Sachin Katti, directeur de l'infrastructure technologique d'OpenAI, a décrit clairement la justification stratégique :

"Cerebras ajoute une solution d'inférence dédiée à faible latence à notre plateforme. Cela signifie des réponses plus rapides, des interactions plus naturelles et une base plus solide pour étendre l'IA en temps réel à un plus grand nombre de personnes."

En février 2026, OpenAI a déployé des puces Cerebras pour alimenter une version remaniée de son assistant de codage Codex, obtenant ce qu'elle a appelé une génération de code quasi instantanée, offrant ainsi une première démonstration publique des avantages pratiques de l'accord.

Se diversifier pour s'éloigner de Nvidia

Le contrat Cerebras est également un signal de diversification stratégique. OpenAI s'est historiquement fortement appuyé sur les GPU de Nvidia, mais constitue désormais une base de fournisseurs plus large : elle co-développe une puce d'IA personnalisée avec Broadcom et s'est engagée à utiliser les futurs processeurs MI450 d'AMD. L'accord Cerebras ajoute une couche d'inférence spécialisée à cette liste croissante.

Pour Cerebras elle-même, l'accord est transformateur. Le chiffre d'affaires de l'entreprise était fortement concentré : un seul investisseur du Moyen-Orient, G42 des ÉAU, représentait 87 % de son chiffre d'affaires au premier semestre 2024. Le contrat OpenAI diversifie considérablement cette exposition et arrive juste au moment où Cerebras se prépare à faire ses débuts sur le marché public.

TSMC et le passage à l'échelle industrielle

L'accord OpenAI-Cerebras n'existe pas de manière isolée.
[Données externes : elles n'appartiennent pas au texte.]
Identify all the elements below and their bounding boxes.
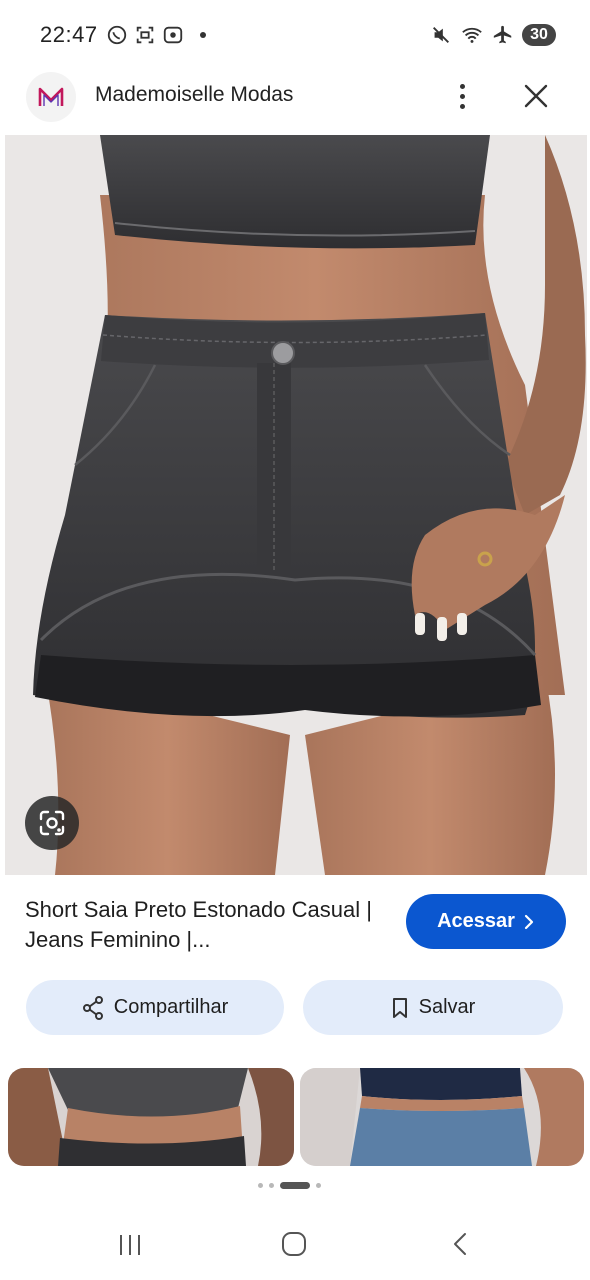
more-notifications-dot bbox=[200, 32, 206, 38]
more-dot-icon bbox=[459, 103, 465, 109]
close-button[interactable] bbox=[518, 78, 554, 114]
lens-button[interactable] bbox=[25, 796, 79, 850]
airplane-icon bbox=[493, 25, 512, 44]
more-dot-icon bbox=[459, 83, 465, 89]
wifi-icon bbox=[462, 27, 482, 43]
mute-icon bbox=[433, 27, 449, 43]
screenshot-icon bbox=[136, 26, 154, 44]
product-image[interactable] bbox=[5, 135, 587, 875]
chevron-right-icon bbox=[524, 914, 534, 929]
battery-icon: 30 bbox=[522, 24, 556, 46]
product-title[interactable]: Short Saia Preto Estonado Casual | Jeans… bbox=[25, 895, 385, 955]
more-dot-icon bbox=[459, 93, 465, 99]
product-photo bbox=[5, 135, 587, 875]
page-dot bbox=[258, 1183, 263, 1188]
bookmark-icon bbox=[392, 997, 407, 1018]
page-dot bbox=[269, 1183, 274, 1188]
save-button-label: Salvar bbox=[418, 996, 476, 1018]
visit-button-label: Acessar bbox=[437, 910, 515, 932]
site-logo[interactable] bbox=[26, 72, 76, 122]
notification-icons bbox=[106, 24, 206, 46]
lens-icon bbox=[39, 810, 65, 836]
recent-apps-button[interactable] bbox=[117, 1233, 143, 1257]
share-icon bbox=[82, 995, 103, 1020]
whatsapp-icon bbox=[107, 25, 127, 45]
save-button[interactable]: Salvar bbox=[303, 980, 563, 1035]
related-image[interactable] bbox=[300, 1068, 584, 1166]
home-button[interactable] bbox=[281, 1231, 307, 1257]
page-dot bbox=[316, 1183, 321, 1188]
system-icons: 30 bbox=[430, 24, 556, 46]
status-time: 22:47 bbox=[40, 22, 98, 47]
related-image-photo bbox=[300, 1068, 584, 1166]
related-image[interactable] bbox=[8, 1068, 294, 1166]
record-icon bbox=[163, 26, 183, 44]
page-dot-active bbox=[280, 1182, 310, 1189]
share-button[interactable]: Compartilhar bbox=[26, 980, 284, 1035]
carousel-indicator bbox=[258, 1182, 321, 1189]
related-image-photo bbox=[8, 1068, 294, 1166]
site-logo-icon bbox=[38, 87, 64, 106]
app-header: Mademoiselle Modas bbox=[0, 70, 590, 132]
more-options-button[interactable] bbox=[448, 78, 476, 114]
status-bar: 22:47 30 bbox=[0, 0, 590, 70]
site-name[interactable]: Mademoiselle Modas bbox=[95, 83, 293, 107]
share-button-label: Compartilhar bbox=[113, 996, 229, 1018]
back-button[interactable] bbox=[450, 1231, 470, 1257]
visit-button[interactable]: Acessar bbox=[406, 894, 566, 949]
navigation-bar bbox=[0, 1205, 590, 1280]
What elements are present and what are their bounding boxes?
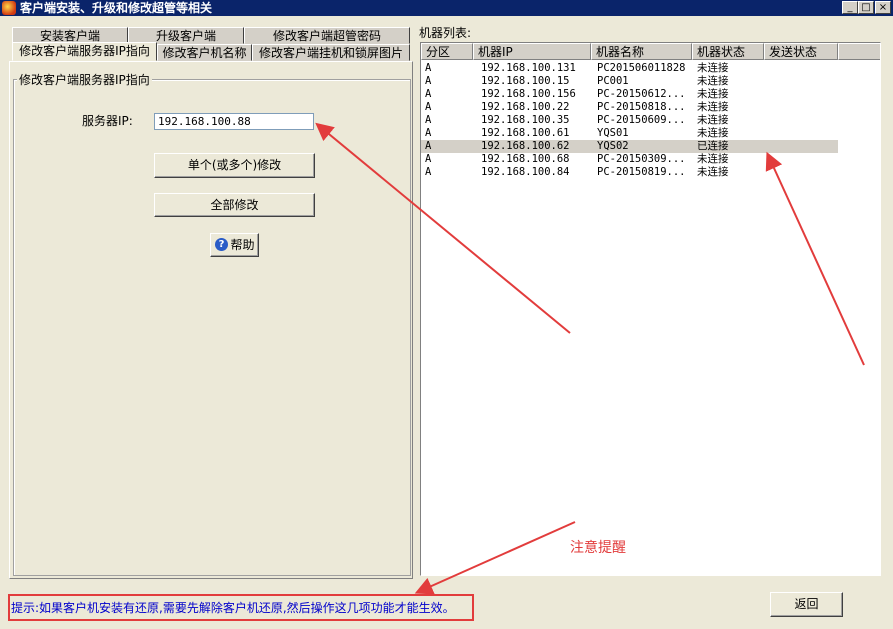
arrow-to-connected-row: [765, 151, 865, 366]
arrow-to-ip-input: [315, 122, 571, 334]
annotation-arrows: [315, 122, 865, 595]
arrow-to-hint: [414, 521, 576, 595]
annotation-label: 注意提醒: [570, 540, 626, 556]
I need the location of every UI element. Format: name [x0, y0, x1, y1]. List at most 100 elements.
Il reflète une vague plus large d'investissements industriels dans la puissance de calcul de l'IA. Taiwan Semiconductor Manufacturing Company (TSMC), qui fabrique des puces pour une grande partie de l'industrie, a annoncé un bond de 35 % de son bénéfice trimestriel, atteignant un niveau record de 16 milliards de dollars au quatrième trimestre 2025, presque entièrement tiré par la demande de puces d'IA. Pour 2026, TSMC a annoncé des dépenses d'investissement de 52 à 56 milliards de dollars, un niveau jamais atteint auparavant, dont 70 à 80 % sont destinés aux nœuds de processus avancés. L'entreprise accélère l'expansion de son usine en Arizona, après avoir récemment acheté des terrains supplémentaires pour de nouvelles installations.

Dans l'ensemble du secteur, les cinq plus grands fournisseurs américains de cloud et d'IA (Microsoft, Alphabet, Amazon, Meta et Oracle) se sont collectivement engagés à dépenser entre 660 et 690 milliards de dollars en dépenses d'investissement en 2026, soit près du double des niveaux de 2025, selon une analyse de Futurum Research.

Une nouvelle phase industrielle

Ce qui se déroule est moins une histoire de technologie qu'une histoire d'infrastructure. Les décisions prises en 2026 (quelles puces acheter, quelles usines construire, quels contrats d'électricité signer) détermineront le paysage concurrentiel de l'IA pour le reste de la décennie. Le pari de 10 milliards de dollars d'OpenAI sur Cerebras est une pièce d'un puzzle beaucoup plus vaste, mais il confirme que la course à la suprématie de l'IA se mesure désormais autant en mégawatts et en capacité de fabrication qu'en benchmarks de modèles.